I saw him a few times in the Colony but I avoided him, because he was my hero. And I saw him be cruel and abusive to people around him. He was a bad drunk. He was wrestling with the darkness all the time. The idea of putting yourself into your art is a weird one. It makes for a hard life. The fears, the dread, the hopes even; you have to stand naked. I once made this work called Standing Alone on the Precipice and Overlooking the Arctic Wastelands of Pure Terror. It's from a book I read. I actually think Bacon lived like that. There's a nasty, angsty, brutish edge to his work that is somehow about the nasty comedown side of things, the horrific hangover, the psychic fallout of the heavy drinking, the shadowy things you glimpse at the edge of your vision, the existential terror. It's like you can surround yourself with things that give you comfort or you can live an animalistic life. He chose the latter, leaving his animal tracks in the snow.

I went around to his studio one night when I was on the charlie [cocaine]. John Edwards took me around. John was really upset about his death and we were all off our heads, but you could feel this huge presence. And this huge absence. It was palpable.

I was obsessed with him as a young painter. I was into punk and I was into Bacon. He was out there on his own. You had the Surrealists, the Impressionists, the Pointillists and all the other ists, and you had Bacon. I gave up painting at 15 because of him. I was just doing bad Bacons. I saw his work and I stopped wanting to be a painter. I stepped aside into sculpture. I've gone back lately, though. For the last two years I've been in the shed slapping paint on canvas. Big and small paintings. Skulls, crows, tryptichs. Dark blue. Baconesque. He's a supreme colourist. Beautiful colours. He seduces you with colour.

I have five Bacons now. They'll end up in the Manor [Hirst's country estate in Toddington]. I have one on the wall by the TV. I watch it more than I watch the TV. You can't not look at it. It demands your attention, pulls you in. It's just unbelievable to me that I own them.
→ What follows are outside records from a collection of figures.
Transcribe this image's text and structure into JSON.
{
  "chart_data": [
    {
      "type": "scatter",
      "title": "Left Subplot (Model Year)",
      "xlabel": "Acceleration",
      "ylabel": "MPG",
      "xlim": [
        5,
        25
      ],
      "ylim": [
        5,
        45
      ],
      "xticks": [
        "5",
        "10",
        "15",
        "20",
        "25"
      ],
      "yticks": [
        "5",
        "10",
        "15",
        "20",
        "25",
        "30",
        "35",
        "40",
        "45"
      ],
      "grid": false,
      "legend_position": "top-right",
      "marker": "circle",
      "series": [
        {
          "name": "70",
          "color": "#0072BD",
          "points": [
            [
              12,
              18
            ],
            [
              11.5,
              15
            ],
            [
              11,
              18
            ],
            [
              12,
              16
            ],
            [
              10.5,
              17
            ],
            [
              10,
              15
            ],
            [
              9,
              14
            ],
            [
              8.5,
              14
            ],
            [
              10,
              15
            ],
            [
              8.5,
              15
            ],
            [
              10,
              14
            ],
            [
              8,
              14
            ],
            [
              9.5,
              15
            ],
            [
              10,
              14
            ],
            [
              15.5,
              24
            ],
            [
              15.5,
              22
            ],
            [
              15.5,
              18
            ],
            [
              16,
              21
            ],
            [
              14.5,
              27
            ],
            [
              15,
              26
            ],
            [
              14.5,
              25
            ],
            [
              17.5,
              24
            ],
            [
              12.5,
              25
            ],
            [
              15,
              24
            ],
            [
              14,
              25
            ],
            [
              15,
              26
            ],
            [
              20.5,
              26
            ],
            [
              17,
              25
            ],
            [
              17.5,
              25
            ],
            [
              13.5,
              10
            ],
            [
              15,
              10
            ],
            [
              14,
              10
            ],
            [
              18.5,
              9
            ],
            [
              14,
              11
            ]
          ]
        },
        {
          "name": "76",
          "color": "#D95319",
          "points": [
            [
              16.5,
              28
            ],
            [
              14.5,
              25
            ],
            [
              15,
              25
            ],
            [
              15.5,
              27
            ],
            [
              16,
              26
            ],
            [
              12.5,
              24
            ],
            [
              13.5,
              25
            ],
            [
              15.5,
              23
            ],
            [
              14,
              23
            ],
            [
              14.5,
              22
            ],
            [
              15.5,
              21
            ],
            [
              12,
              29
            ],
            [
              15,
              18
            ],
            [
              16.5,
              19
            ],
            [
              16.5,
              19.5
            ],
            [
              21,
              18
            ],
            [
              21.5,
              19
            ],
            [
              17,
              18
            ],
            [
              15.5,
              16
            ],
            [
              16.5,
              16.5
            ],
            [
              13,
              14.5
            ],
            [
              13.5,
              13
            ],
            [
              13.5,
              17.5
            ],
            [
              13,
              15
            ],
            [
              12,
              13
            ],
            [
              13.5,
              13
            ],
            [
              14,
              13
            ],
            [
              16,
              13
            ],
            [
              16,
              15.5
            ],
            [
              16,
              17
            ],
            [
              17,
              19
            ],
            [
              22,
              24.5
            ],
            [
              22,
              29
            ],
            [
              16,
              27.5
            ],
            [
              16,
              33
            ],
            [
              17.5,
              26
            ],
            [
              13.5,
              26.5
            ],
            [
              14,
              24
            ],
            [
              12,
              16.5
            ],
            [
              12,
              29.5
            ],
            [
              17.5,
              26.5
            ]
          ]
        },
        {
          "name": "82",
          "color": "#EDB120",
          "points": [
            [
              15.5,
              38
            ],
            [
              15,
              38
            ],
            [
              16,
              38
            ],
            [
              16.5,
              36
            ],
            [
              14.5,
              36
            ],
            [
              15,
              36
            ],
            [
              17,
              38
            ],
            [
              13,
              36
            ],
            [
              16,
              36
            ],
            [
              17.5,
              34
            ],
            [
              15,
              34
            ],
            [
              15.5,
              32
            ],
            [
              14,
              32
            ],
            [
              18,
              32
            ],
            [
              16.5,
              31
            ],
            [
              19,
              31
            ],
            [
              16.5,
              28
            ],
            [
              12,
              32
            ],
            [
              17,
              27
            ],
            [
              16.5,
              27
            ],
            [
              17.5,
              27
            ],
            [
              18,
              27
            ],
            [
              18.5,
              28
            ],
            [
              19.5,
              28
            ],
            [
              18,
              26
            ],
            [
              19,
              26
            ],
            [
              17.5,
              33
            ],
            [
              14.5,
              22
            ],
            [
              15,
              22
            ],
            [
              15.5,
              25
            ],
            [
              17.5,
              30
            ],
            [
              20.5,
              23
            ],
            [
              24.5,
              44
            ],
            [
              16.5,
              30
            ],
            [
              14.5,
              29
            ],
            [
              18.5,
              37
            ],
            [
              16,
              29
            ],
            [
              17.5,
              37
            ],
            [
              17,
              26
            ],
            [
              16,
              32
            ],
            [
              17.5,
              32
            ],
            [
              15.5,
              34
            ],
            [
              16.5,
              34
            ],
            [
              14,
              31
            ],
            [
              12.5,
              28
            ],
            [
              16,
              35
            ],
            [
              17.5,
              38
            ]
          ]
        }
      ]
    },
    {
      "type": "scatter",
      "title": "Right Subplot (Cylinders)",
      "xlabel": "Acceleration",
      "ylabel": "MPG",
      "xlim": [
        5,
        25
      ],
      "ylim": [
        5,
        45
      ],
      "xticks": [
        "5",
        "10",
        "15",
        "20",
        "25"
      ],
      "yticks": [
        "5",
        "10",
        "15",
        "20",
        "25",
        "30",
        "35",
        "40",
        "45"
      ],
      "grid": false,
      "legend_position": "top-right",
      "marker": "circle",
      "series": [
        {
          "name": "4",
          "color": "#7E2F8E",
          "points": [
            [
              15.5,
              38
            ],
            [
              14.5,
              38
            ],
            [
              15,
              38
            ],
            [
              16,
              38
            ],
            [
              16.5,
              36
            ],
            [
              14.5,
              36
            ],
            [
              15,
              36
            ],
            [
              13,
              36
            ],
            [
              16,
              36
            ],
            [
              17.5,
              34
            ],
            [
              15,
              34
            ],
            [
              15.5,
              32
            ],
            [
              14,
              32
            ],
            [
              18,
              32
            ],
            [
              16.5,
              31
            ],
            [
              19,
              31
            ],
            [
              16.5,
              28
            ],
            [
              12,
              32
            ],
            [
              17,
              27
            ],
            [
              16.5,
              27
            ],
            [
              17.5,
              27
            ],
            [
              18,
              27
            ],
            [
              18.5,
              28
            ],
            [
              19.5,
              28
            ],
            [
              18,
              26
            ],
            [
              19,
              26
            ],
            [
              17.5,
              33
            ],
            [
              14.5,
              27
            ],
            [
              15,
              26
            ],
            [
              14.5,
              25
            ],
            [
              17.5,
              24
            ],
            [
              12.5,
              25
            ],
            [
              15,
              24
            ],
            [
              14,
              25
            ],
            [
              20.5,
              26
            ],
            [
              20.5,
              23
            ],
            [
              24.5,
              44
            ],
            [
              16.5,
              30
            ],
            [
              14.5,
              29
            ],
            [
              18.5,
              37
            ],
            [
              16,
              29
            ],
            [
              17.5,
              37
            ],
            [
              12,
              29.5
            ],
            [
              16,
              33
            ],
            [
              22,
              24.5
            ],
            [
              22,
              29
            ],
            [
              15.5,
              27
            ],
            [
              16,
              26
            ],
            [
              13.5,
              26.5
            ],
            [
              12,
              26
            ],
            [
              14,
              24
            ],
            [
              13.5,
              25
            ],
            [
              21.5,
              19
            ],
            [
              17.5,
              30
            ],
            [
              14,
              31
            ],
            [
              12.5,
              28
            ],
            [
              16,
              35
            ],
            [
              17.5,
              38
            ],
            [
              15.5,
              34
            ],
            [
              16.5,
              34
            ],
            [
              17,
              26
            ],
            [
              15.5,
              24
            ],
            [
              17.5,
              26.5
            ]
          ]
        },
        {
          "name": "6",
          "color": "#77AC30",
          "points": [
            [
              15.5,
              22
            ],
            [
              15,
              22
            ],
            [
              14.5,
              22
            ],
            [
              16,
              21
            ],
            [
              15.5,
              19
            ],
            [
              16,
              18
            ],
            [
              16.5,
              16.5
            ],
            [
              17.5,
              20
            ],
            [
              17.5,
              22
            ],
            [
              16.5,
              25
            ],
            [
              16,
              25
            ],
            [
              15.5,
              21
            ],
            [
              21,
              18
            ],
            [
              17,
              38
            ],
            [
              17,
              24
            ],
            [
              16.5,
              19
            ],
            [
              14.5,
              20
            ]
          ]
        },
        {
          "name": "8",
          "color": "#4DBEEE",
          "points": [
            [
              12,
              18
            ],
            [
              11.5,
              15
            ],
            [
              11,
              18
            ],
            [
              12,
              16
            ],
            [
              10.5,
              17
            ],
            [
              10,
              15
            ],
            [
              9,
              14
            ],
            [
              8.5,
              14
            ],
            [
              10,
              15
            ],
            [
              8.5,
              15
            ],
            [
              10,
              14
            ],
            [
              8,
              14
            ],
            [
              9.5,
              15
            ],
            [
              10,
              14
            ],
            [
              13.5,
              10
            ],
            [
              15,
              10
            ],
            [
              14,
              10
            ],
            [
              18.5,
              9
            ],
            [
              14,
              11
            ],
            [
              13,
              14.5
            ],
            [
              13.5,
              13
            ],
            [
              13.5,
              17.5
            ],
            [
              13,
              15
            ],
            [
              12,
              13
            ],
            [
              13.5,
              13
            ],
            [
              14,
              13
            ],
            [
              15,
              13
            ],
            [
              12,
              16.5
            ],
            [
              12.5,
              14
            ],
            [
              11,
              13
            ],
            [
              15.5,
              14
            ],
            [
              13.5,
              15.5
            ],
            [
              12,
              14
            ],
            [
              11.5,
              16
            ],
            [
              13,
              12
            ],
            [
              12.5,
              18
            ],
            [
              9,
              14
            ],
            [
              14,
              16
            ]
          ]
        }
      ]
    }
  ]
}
He popped into the Saatchi once to look at my work. They called me and said, 'Bacon's been in, he was here for about an hour.' I didn't really believe them but then here's this letter he wrote to Louis Le Brocquy, the Irish painter, where he says, 'I saw this Hirst fly piece and it really worked.' I still can't quite believe it.


From an interview by Sean O'Hagan
The Guardian Observer, Sunday August 10 2008
guardian.co.uk

Francis Bacon Retrospective at Tate Britain until January 4, 2009. (It goes to Madrid's Prado from February 3 to April 19, 2009 and then to New York's Metropolitan Museum of Art, May 18-August 16, 2009. The question is, Where will I see it?